Kişiler İçin Bilgi Güvenliği Rehberi
Bilgi, bilindiği üzere herhangi bir kişiyi, sistemi veya oluşumu tamamlayan veri bütünüdür. Bilgi ham ve işlenmiş olmak üzere ikiye ayrılmaktadır. Ham veri kişiyi, sistemi veya oluşumu tam anlamıyla tanımlamazken, işlenmiş veri ise bu kavramları tam anlamıyla tanımlamaktadır. İster ham ister işlenmiş verileri internet ile konuşan bütün sistemlerde güvenliği sağlamak için yerel ve global standartlar ve kanunlar oluşturulmuştur. Bu standart ve kanunlara GDPR (General Data Protection Regulation/Genel Veri Koruma Tüzüğü), ISO/IEC 27001 ve KVKK (Kişisel Verileri Koruma Kurumu) yönetmeliği olan Kişisel Verilerin Korunması Kanunu örnek verilebilir.

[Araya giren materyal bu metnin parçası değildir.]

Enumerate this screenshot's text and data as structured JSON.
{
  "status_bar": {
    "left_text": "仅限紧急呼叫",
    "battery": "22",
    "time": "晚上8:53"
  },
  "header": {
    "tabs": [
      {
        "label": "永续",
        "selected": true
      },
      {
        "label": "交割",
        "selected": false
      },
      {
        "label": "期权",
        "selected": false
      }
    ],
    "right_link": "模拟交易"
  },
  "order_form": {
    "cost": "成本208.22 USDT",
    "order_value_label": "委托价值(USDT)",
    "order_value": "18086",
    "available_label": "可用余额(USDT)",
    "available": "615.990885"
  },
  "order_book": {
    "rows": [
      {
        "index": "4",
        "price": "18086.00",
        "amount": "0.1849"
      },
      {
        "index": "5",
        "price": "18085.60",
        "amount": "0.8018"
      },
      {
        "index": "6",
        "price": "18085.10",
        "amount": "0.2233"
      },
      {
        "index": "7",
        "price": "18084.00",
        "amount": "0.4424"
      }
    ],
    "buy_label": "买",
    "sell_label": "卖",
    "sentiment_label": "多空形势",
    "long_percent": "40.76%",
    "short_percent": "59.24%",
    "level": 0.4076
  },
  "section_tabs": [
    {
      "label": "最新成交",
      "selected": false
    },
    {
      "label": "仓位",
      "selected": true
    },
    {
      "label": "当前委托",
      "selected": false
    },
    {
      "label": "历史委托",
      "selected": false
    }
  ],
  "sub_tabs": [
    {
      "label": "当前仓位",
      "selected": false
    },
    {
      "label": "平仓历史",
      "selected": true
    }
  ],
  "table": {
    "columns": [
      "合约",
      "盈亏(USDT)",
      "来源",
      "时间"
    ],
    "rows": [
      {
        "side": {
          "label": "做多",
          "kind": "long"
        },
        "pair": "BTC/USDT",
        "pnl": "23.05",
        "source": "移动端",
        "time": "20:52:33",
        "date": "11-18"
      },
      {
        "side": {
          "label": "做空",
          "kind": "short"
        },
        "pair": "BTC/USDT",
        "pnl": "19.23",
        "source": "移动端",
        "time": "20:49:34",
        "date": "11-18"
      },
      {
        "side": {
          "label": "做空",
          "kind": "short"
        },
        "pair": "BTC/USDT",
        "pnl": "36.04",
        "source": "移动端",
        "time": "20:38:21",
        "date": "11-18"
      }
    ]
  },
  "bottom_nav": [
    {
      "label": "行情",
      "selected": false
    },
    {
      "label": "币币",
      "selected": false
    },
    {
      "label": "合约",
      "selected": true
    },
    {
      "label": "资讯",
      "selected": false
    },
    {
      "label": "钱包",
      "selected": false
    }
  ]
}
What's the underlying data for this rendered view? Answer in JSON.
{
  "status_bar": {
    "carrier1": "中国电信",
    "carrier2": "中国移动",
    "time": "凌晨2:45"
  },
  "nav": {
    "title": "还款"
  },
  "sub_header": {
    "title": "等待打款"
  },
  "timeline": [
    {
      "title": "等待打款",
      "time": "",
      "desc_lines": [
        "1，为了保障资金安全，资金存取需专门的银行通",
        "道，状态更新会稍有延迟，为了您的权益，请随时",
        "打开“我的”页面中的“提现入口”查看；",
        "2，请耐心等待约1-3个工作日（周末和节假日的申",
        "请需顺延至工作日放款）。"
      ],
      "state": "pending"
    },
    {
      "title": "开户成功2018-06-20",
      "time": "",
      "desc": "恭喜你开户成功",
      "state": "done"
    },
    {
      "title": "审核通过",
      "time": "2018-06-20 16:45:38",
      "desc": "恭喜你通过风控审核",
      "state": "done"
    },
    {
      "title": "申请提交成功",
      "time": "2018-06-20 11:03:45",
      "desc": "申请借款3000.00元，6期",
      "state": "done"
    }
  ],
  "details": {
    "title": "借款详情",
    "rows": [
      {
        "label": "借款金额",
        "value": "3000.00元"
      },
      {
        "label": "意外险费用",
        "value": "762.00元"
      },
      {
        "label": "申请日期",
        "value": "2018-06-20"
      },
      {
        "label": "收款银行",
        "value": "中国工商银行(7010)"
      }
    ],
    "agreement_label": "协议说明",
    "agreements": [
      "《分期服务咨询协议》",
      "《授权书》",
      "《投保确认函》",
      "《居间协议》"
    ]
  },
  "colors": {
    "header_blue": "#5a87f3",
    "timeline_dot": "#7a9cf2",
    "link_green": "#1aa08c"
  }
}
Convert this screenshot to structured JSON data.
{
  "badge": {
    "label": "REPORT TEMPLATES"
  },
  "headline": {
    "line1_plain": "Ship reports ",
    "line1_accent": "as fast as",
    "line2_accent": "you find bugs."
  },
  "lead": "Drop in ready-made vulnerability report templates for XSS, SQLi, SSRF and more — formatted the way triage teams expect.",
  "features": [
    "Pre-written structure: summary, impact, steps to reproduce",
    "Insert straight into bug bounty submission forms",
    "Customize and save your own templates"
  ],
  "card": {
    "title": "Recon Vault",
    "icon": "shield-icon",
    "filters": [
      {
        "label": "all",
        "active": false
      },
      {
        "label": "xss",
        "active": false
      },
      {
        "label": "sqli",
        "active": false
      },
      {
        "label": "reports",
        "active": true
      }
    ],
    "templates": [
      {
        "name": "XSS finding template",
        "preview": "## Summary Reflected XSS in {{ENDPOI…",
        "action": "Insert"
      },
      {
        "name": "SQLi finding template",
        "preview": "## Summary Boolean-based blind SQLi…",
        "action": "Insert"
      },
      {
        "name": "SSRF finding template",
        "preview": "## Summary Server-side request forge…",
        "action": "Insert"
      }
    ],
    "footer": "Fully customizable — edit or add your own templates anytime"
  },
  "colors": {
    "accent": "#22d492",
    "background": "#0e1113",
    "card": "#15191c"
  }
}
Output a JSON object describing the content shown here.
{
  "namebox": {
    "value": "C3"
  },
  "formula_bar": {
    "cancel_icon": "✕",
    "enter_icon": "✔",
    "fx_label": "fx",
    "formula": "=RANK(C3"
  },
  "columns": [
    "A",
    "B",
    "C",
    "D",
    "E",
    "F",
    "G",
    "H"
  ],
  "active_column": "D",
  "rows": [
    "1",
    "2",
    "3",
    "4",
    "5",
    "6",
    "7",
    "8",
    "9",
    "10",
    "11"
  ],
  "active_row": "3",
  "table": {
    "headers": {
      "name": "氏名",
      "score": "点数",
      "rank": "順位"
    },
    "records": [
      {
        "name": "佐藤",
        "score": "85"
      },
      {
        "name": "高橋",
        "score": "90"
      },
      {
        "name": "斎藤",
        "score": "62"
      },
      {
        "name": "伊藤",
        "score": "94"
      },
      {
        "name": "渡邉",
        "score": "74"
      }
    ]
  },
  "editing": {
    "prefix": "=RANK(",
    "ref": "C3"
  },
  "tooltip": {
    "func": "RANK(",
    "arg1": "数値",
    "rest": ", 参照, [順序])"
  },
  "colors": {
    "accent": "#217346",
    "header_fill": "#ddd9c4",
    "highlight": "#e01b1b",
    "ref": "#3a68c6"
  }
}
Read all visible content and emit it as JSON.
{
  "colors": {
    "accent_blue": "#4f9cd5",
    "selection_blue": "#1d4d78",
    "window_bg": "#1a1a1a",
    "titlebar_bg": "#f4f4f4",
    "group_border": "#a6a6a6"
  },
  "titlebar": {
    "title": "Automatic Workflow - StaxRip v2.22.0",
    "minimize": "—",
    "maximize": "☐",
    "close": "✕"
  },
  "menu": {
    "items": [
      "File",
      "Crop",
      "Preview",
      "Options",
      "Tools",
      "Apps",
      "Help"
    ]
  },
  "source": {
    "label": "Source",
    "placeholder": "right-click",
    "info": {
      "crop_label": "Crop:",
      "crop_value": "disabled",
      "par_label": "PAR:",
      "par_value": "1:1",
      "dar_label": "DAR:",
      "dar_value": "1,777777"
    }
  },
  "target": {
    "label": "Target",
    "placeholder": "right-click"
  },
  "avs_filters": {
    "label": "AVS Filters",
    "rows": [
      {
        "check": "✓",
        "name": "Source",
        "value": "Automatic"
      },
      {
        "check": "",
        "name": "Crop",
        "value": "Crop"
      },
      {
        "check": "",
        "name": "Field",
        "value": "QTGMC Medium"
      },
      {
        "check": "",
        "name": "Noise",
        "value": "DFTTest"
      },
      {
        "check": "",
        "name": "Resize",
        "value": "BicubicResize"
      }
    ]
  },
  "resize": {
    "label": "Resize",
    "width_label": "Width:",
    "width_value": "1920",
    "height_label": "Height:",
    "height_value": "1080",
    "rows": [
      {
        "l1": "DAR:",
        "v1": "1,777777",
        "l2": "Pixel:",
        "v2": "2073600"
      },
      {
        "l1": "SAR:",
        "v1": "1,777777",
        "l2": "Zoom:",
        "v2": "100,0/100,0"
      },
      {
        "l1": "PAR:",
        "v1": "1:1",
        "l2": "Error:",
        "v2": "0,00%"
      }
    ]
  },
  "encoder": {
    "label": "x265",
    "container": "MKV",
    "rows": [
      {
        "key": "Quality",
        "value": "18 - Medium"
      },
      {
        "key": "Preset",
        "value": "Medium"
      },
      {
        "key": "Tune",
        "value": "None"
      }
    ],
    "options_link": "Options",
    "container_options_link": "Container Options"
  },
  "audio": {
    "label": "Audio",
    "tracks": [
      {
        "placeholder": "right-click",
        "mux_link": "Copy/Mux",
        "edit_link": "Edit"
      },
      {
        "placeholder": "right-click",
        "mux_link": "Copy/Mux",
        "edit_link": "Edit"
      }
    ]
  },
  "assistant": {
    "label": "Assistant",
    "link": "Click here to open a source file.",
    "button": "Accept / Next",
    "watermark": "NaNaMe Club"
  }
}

Bilgi güvenliği son kullanıcıların bilgilerinin siber alemde korunurluğunu oluşturmaktadır. Kişisel ve kurumsal olarak nitelendirilebilen bilgi güvenliği günün sonunda son kullanıcıların verilerini korumak üzere tasarlanmıştır. Şirketler ticari faaliyetleri için, kurumlar ülke vatandaşlarına veya ziyaretçilerine yerel hizmetleri için kuruluş ve organizasyonlar ise gönüllü hizmetler için son kullanıcı verilerini barındırmaktadır. Bahsi geçen verilerin içerisinde son kullanıcıya ait vatandaşlık bilgileri olan Türkiye Cumhuriyet Kimlik Numarası (TCKN) ve SSN (Social Security Number) bilgileri de yer almaktadır. Son kullanıcının telefon numarası, adres bilgisi, soy ağacı bilgileri, vergi borcu, adli sicil kaydı veya sosyal aktivite bilgileri gibi bilgiler mahremiyeti oluşturan bilgilerdir. TCKN ve SSN bilgileri ile son kullanıcının mahremiyet bilgilerine erişim sağlanabileceğinden bilgi güvenliği kavramı devreye girmektedir. Yukarıda bahsedilen bilgi güvenliği parametrelerini genel itibariyle şirketlerin/kurumların veya kuruluşların göz önünde bulundurması gerekmektedir. Son kullanıcının ise şahsi fiziksel güvenliği ve bilgi güvenliği parametrelerine dikkat edeceği hususlar da yer almaktadır. Sosyal medya hesapları veya sosyal medya konuşmaları bu hususlar içerisinde yer almaktadır. Bu bilgilerin ifşa olması son kullanıcının başkası tarafından profillenmesine, dolayısıyla sosyal mühendislik saldırılarına maruz kalabilmesine olanak sağlar. Günümüzde bilgi güvenliğinin sağlanmaması, siber zorbalık gibi durumlara sebep olabilirken fiziksel özgürlüğe de etki edebilmektedir.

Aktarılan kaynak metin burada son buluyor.